De la même façon, et toujours en lien avec cette posture d’insider-outsider, une dernière limite qui demande d’être discutée ici concerne notre participation à la première phase de collecte de données. En effet, tel qu’il a été mentionné précédemment, nous faisons partie de l’échantillon de la Phase 1. Pour vérifier l’influence de notre posture d’intervenante-chercheure sur notre discours, nous avons utilisé des stratégies réflexives, principalement la rédaction de mémos analytiques et l’analyse sommaire comparative entre notre discours et celui des autres

111 participantes. Cela a d’abord permis de mettre à l’écrit nos réflexions et notre ressenti en lien avec cette entrevue, pour ensuite prendre une certaine distance avec notre discours et le comparer à celui des autres participantes. Ces moyens ont mis en relief le fait que la construction de notre discours a été influencée par les propos entendus pendant la réalisation des entrevues avec les autres participantes, sans pour autant en changer le sens. En fait, l’analyse sommaire que nous en avons fait a fait ressortir que, puisque notre entrevue était la dernière de la série d’entrevues de la Phase 1, notre discours visait surtout à souligner ce avec quoi nous étions en accord et ce avec quoi nous n’étions pas en accord avec les autres participantes. De ce fait, notre discours a été fidèle à notre position, mais les points sur lesquels nous avons insistés ont pu être choisis en partie en réaction aux propos entendus.

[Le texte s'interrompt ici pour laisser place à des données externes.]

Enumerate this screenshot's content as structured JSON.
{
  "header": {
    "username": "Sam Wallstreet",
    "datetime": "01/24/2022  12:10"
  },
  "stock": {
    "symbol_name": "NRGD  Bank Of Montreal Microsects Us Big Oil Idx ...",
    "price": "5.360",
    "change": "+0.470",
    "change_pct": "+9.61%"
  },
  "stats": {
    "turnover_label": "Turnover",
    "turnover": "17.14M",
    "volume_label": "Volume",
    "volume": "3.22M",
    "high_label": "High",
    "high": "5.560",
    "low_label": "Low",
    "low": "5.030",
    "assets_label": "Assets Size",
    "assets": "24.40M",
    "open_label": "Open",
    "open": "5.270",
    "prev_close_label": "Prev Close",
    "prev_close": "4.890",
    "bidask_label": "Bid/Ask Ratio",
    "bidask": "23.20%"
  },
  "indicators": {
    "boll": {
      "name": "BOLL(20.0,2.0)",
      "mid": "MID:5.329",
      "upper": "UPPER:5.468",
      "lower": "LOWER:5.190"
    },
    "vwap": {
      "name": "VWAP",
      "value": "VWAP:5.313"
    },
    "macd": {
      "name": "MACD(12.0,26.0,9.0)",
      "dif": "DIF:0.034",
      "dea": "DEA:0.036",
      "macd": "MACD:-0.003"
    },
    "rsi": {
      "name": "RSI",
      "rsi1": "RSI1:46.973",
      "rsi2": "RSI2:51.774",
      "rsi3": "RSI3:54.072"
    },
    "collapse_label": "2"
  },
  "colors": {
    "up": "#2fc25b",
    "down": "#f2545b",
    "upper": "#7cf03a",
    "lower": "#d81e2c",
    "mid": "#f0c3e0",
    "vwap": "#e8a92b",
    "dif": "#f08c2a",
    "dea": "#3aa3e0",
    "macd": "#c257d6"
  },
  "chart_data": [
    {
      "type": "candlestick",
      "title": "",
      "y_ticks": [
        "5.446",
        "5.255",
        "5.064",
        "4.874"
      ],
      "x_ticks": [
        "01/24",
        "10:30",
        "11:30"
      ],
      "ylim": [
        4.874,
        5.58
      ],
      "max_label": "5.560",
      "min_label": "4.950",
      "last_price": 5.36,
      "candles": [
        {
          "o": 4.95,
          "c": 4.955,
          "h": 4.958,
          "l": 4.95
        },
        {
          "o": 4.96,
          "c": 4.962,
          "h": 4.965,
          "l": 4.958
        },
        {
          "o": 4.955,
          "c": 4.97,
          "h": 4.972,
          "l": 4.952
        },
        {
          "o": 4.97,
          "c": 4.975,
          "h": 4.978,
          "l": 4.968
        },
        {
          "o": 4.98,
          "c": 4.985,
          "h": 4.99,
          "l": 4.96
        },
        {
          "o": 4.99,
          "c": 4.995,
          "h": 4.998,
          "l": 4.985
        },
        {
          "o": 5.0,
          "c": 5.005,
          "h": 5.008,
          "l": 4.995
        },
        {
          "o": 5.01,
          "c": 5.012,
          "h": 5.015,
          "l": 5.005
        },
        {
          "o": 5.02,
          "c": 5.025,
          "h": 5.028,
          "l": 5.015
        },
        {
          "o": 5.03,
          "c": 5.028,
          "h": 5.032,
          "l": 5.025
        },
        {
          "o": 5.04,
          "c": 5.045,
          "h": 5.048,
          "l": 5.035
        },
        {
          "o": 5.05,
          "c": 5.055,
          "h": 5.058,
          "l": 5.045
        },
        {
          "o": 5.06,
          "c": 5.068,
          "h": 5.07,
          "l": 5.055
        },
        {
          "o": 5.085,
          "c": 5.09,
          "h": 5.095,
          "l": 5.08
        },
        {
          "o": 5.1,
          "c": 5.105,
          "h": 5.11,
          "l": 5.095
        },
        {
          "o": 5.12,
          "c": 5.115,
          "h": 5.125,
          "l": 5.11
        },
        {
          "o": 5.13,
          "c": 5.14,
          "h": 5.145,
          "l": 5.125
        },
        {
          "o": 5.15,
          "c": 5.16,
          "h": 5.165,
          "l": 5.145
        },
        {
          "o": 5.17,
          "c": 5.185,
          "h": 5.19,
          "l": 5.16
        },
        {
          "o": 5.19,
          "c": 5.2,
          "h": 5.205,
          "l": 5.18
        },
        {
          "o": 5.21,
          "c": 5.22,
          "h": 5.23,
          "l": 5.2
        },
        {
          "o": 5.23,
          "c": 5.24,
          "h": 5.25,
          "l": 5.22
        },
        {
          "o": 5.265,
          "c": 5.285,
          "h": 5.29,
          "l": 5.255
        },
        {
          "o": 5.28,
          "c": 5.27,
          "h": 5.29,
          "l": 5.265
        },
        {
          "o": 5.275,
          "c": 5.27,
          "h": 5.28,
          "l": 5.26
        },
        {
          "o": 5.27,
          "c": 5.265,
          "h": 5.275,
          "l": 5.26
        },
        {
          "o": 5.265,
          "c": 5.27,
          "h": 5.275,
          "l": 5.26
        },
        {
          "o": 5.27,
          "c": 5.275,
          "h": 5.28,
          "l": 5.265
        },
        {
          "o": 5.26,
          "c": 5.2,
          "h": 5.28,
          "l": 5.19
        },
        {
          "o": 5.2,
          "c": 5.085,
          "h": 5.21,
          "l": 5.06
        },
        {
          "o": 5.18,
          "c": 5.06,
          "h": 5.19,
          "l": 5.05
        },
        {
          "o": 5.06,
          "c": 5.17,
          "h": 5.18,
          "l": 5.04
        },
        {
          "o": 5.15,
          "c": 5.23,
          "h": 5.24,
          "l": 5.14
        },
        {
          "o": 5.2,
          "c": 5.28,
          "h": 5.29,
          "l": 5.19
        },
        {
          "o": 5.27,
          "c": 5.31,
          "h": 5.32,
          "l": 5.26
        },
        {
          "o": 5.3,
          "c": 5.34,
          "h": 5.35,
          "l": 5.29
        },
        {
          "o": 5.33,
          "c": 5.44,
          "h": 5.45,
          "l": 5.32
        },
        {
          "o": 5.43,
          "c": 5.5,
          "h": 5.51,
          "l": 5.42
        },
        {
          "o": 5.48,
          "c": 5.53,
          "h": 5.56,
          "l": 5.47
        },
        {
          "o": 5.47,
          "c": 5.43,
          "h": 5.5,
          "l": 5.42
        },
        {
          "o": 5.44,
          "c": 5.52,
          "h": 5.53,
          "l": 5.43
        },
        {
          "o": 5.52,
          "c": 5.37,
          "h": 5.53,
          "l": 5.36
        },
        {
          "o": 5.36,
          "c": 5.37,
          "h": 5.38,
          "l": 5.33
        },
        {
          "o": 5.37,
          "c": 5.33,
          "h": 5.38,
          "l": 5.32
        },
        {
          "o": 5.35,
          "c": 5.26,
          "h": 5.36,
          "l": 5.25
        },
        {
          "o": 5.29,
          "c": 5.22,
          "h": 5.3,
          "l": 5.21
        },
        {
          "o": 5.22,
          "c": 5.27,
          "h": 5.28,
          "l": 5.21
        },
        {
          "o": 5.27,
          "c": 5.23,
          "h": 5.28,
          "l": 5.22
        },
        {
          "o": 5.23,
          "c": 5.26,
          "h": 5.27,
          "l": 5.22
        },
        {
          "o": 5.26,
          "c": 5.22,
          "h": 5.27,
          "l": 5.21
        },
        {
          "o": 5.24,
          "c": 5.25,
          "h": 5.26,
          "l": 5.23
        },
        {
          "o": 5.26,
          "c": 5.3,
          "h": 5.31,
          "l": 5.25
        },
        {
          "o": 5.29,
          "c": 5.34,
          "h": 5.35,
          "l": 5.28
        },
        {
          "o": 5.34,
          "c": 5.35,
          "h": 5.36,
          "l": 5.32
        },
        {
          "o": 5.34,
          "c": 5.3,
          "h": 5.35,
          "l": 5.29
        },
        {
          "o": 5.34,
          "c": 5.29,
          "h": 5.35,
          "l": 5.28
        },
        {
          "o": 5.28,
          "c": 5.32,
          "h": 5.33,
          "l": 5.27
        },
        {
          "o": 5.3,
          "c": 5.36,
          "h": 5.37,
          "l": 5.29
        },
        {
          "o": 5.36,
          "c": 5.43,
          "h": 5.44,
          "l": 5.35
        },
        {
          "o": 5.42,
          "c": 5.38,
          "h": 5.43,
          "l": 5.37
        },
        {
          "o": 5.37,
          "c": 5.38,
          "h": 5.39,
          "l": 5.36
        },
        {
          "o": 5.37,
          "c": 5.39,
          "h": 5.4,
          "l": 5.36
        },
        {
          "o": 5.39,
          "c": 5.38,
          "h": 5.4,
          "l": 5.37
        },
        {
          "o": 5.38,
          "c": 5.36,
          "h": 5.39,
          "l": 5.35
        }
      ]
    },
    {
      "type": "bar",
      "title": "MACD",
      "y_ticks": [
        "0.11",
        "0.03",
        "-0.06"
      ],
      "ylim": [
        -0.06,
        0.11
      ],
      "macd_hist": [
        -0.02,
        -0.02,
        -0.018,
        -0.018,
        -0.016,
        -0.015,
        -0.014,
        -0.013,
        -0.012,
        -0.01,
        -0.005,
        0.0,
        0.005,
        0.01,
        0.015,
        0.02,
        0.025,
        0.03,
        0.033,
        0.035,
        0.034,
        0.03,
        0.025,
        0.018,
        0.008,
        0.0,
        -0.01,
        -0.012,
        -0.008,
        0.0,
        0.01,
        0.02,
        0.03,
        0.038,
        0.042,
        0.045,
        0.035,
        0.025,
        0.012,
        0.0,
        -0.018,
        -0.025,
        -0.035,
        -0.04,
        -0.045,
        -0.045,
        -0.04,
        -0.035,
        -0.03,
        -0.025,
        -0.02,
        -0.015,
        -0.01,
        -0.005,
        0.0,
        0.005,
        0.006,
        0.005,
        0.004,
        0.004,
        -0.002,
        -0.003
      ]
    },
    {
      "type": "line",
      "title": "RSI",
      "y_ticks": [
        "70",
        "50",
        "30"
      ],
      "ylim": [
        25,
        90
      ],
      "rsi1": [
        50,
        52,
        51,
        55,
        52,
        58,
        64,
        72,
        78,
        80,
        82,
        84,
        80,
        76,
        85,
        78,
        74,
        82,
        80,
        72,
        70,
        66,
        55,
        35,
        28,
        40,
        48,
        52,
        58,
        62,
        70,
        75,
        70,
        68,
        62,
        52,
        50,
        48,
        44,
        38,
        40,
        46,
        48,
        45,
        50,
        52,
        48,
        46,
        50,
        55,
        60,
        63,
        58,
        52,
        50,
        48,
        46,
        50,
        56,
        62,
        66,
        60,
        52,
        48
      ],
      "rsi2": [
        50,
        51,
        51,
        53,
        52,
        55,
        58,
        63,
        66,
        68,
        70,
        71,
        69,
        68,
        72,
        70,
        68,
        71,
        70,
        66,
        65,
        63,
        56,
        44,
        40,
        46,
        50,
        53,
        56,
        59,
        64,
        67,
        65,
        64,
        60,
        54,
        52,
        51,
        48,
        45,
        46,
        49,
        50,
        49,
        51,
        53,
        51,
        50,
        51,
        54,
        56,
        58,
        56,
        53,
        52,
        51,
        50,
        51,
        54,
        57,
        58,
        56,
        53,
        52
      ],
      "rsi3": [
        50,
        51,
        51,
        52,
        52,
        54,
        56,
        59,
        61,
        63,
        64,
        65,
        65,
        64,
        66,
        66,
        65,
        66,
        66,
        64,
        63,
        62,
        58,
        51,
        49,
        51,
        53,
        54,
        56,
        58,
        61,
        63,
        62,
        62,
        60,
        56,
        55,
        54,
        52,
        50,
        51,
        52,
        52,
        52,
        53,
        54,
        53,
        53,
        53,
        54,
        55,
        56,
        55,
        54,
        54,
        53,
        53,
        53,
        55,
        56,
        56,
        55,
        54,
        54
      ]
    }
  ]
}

Une autre stratégie utilisée pour limiter l’influence de notre participation à la collecte de données a été la modulation de l’utilisation des données provenant de notre entrevue. En fait, il s’agissait de s’assurer que nous ne mettions pas de l’avant notre position au détriment de celle des autres participantes, en ancrant notre théorisation émergeante sur l’ensemble des données plutôt que principalement sur les nôtres. Pour ce faire, tout au long de l’analyse, nous portions une attention particulière lorsque les conclusions théoriques que nous tirions provenaient de notre entrevue. Nous cherchions alors à corroborer notre discours à travers celui des autres participantes, que ce soit de façon implicite ou explicite. Nous avons alors été rassurée de voir que, bien que notre discours porte notre couleur personnelle, il est partagé par d’autres. Ainsi, avec des mémos analytiques, une analyse sommaire et une utilisation prudente de notre discours, nous croyons que ce choix méthodologique peut présenter une limite à notre recherche, mais que cette limite a été gérée de façon à en réduire les impacts sur les résultats.